Narendra Modi's appropriation of Gandhi and rejection of Nehru reflects a political deficit rather than a sense of history
Ajay Singh | June 11, 2010
If the future is bleak, turn to history. That seems to be the only intellectual diversion the BJP leaders have these days, that is whenever they are free of internecine feud. In a gathering of some BJP chief ministers and senior leaders in Mumbai, ostensibly to attend a workshop on good governance, it was the turn of the redoubtable Gujarat chief minister Narendra Modi to give delegates a lesson or two in history.
In his inimitable, rather “bullish”, style Modi discovered India's first prime minister Jawahar Lal Nehru's “phoney love” for children. To buttress his point, he said that the celebration of Nehru's birth anniversary as “children's day” every year had hardly improved their lot. But the real mantra for people's welfare, according to Modi, remains Gandhi's talisman: "Whenever you are in doubt, or when the self becomes too much with you, apply the following test. Recall the face of the poorest and the weakest man [woman] whom you may have seen, and ask yourself, if the step you contemplate is going to be of any use to him [her]. Will he [she] gain anything by it? Will it restore him [her] to a control over his [her] own life and destiny? In other words, will it lead to swaraj [freedom] for the hungry and spiritually starving millions? Then you will find your doubts and your self melt away."

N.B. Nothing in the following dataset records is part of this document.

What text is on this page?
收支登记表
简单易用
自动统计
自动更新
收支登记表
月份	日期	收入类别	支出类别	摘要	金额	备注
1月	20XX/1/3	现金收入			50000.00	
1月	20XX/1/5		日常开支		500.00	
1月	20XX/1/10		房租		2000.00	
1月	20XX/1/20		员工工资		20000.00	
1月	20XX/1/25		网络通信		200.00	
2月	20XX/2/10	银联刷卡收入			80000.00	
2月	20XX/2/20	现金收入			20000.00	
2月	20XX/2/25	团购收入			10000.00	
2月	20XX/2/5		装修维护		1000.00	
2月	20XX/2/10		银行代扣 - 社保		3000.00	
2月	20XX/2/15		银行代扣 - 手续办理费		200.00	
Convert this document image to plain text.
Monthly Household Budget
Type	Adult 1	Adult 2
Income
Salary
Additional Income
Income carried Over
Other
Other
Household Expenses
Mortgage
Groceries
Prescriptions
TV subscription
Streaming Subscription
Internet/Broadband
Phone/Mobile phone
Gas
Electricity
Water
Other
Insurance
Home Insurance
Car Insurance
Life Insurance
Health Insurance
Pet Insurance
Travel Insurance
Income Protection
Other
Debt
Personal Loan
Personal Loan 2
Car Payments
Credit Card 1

Gandhi offered this talisman in 1948 -- as perhaps one of his last pearls of wisdom before his assassination. Since then it has adorned academic curriculum and has been frequently recalled by successive prime ministers and finance ministers whenever they need to re-emphasise their pro-poor and Gandhian credentials. The practice still continues as nobody frowns upon a political master swearing by Bapu's ideals, if not in deeds then at least in words. Modi cannot be faulted on this count.
But what compounds Modi's folly is his inference that Nehru's contribution to the country is heavily outweighed by Sardar Patel and Lal Bahadur Shastri's sacrifices for the nation. There is nothing wrong if Modi holds a particular view of history. But what is totally unacceptable is interpretation of history in such a convoluted manner as to pit one icon against the other. At the workshop for good governance, Modi was not only purveying distorted history but also trying to appropriate the legacy of Patel and Shastri, ignoring the fact that both of them served as close confidants of India's first prime minister. And Nehru was anointed by Mahatma Gandhi as his “political heir” in recognition of the former's abilities and contributions.
It would be too naïve to expect Modi to be historically correct. Given the shrewd politician that he is, Modi is hardly ignorant of the fate of his party colleagues who dabbled in the history. LK Advani found himself grossly marginalised when he tried to read non-conformist history about Jinnah to the RSS leadership. Similarly Jaswant Singh found himself expelled when he tried to rewrite the history of India's partition and extolled Jinnah's virtues as a secular and progressive leader. In fact, Modi was instrumental in getting Jaswant Singh expelled at the party's Shimla national executive in 2009. He was the only chief minister who banned Jaswant Singh's book in Gujarat.
In all probability, Modi appears to be the only reflection of the Sangh Parivar's deep-seated desire to tailor history according to their tunnel-vision. In the history of India's independence, the RSS and its icons find a place only as footnotes. This is why the RSS-BJP always tries to discover deep distrust between Nehru and Patel and and seeks to appropriate Patel's legacy. Similarly, veteran BJP leaders like Atal Bihari Vajpayee and LK Advani used to envision themselves in the role model of Nehru and Patel respectively. That they turn out to be a caricature of their idols is a different matter altogether. The six-year regime of the BJP-led NDA emerged as a poor imitation of the previous Congress regimes.
Of late, the Sangh Parivar's fondness for history seems to have grown even more following their successive defeats at the hustings. Modi and his ilk are seeking recourse to history to make up for their deficit in ideology and commitment. But it would be too naïve to believe that history could act as their saviour.